Sadrameli Saeed S, Gadhia Rajan R, Kabir Rasadul, Volpi John J
Neurosurgery, Houston Methodist Neurological Institute, Houston, USA.
Neurology, Houston Methodist Neurological Institute, Houston, USA.
Cureus. 2018 Aug 27;10(8):e3213. doi: 10.7759/cureus.3213.
There is an association between cryptogenic strokes and patent foramen ovale (PFO), as well as between migraines with aura and PFO. The purpose of the current study was to compare shunt characteristics in the stroke and migraine populations.
We retrospectively evaluated the degree of the shunt in 68 consecutive patients with cryptogenic stroke (n=33) or migraines with aura (n=35) evaluated in a single transcranial Doppler laboratory. All patients underwent an intravenous injection of agitated saline, followed by the insonation of the middle cerebral artery to determine the degree of the right-to-left shunt. We graded the shunt size according to the number of emboli: Grade I, none; Grade II, 1-10; Grade III, 11-100; and Grade IV, >100. Grades I and II were considered low-grade shunts, and Grades III and IV were considered high-grade.
In the 14-month study period, we found 31 high-grade shunts and 37 low-grade shunts. Among migraines with aura patients, 27 (77%) had high-grade shunts, whereas only 4 patients (12%) with cryptogenic stroke had high-grade shunts.
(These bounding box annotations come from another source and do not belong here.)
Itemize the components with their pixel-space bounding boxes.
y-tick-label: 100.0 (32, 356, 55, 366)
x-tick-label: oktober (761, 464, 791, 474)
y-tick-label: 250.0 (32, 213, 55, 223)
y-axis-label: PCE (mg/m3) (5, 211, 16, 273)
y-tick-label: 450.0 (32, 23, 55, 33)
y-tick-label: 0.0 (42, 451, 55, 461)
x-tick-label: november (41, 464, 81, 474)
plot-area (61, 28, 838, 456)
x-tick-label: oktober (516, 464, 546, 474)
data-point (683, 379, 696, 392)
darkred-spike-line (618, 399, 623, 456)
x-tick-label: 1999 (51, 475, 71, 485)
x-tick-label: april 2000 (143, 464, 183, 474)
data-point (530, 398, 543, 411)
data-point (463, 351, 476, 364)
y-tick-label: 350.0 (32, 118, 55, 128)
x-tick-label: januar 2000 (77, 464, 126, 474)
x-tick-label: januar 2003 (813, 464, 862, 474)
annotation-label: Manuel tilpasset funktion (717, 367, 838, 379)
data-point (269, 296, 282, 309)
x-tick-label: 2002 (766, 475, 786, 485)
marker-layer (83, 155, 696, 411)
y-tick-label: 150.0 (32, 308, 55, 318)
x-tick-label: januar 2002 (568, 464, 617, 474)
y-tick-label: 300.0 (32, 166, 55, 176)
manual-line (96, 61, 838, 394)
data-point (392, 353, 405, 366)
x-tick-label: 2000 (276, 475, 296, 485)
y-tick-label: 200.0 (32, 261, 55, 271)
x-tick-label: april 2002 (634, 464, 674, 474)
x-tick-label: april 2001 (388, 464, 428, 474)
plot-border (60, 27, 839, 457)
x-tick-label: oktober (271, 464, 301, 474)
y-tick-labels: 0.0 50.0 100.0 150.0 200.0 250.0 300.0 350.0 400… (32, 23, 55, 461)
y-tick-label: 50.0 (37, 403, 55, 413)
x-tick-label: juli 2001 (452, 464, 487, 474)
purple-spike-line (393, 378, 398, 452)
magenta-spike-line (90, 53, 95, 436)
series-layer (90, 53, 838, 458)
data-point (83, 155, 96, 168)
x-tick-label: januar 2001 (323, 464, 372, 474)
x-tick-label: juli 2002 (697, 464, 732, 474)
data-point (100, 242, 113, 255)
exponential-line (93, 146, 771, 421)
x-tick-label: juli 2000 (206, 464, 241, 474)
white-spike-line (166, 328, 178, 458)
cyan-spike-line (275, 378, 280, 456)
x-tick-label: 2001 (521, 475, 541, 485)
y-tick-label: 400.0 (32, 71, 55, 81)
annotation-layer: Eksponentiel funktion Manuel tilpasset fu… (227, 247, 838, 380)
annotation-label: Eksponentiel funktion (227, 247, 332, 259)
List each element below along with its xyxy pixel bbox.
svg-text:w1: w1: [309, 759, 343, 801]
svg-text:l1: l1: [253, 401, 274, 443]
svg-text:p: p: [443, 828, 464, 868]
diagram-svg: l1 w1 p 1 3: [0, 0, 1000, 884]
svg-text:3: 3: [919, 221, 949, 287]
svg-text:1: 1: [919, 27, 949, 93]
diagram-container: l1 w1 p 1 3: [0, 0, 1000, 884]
These percentages were significantly different between groups (Fisher's exact test, p<0.0001).
In a standardized laboratory using uniform methods, we found a significant difference in shunt size associated with PFO between cryptogenic stroke and migraine with aura patients. We hypothesize that in migraines with aura, venous admixture with arterial blood is the main mechanism by which PFO contributes to the condition. In contrast, cryptogenic strokes associated with PFO are more likely to arise from an atrial septal clot within the PFO space.
隐源性卒中与卵圆孔未闭(PFO)之间存在关联,有先兆偏头痛与PFO之间也存在关联。本研究的目的是比较卒中人群和偏头痛人群中的分流特征。
我们回顾性评估了在单个经颅多普勒实验室接受评估的68例连续的隐源性卒中患者(n = 33)或有先兆偏头痛患者(n = 35)的分流程度。所有患者均接受了静脉注射振荡生理盐水,随后对大脑中动脉进行超声检查以确定右向左分流的程度。我们根据栓子数量对分流大小进行分级:I级,无;II级,1 - 10个;III级,11 - 100个;IV级,>100个。I级和II级被认为是低级别分流,III级和IV级被认为是高级别分流。
在14个月的研究期间,我们发现31例高级别分流和37例低级别分流。在有先兆偏头痛患者中,27例(77%)有高级别分流,而隐源性卒中患者中只有4例(12%)有高级别分流。两组之间的这些百分比有显著差异(Fisher精确检验,p<0.0001)。
在使用统一方法的标准化实验室中,我们发现隐源性卒中和有先兆偏头痛患者之间与PFO相关的分流大小存在显著差异。我们推测,在有先兆偏头痛中,静脉血与动脉血混合是PFO导致该病的主要机制。相比之下,与PFO相关的隐源性卒中更可能源于PFO腔内的房间隔血栓。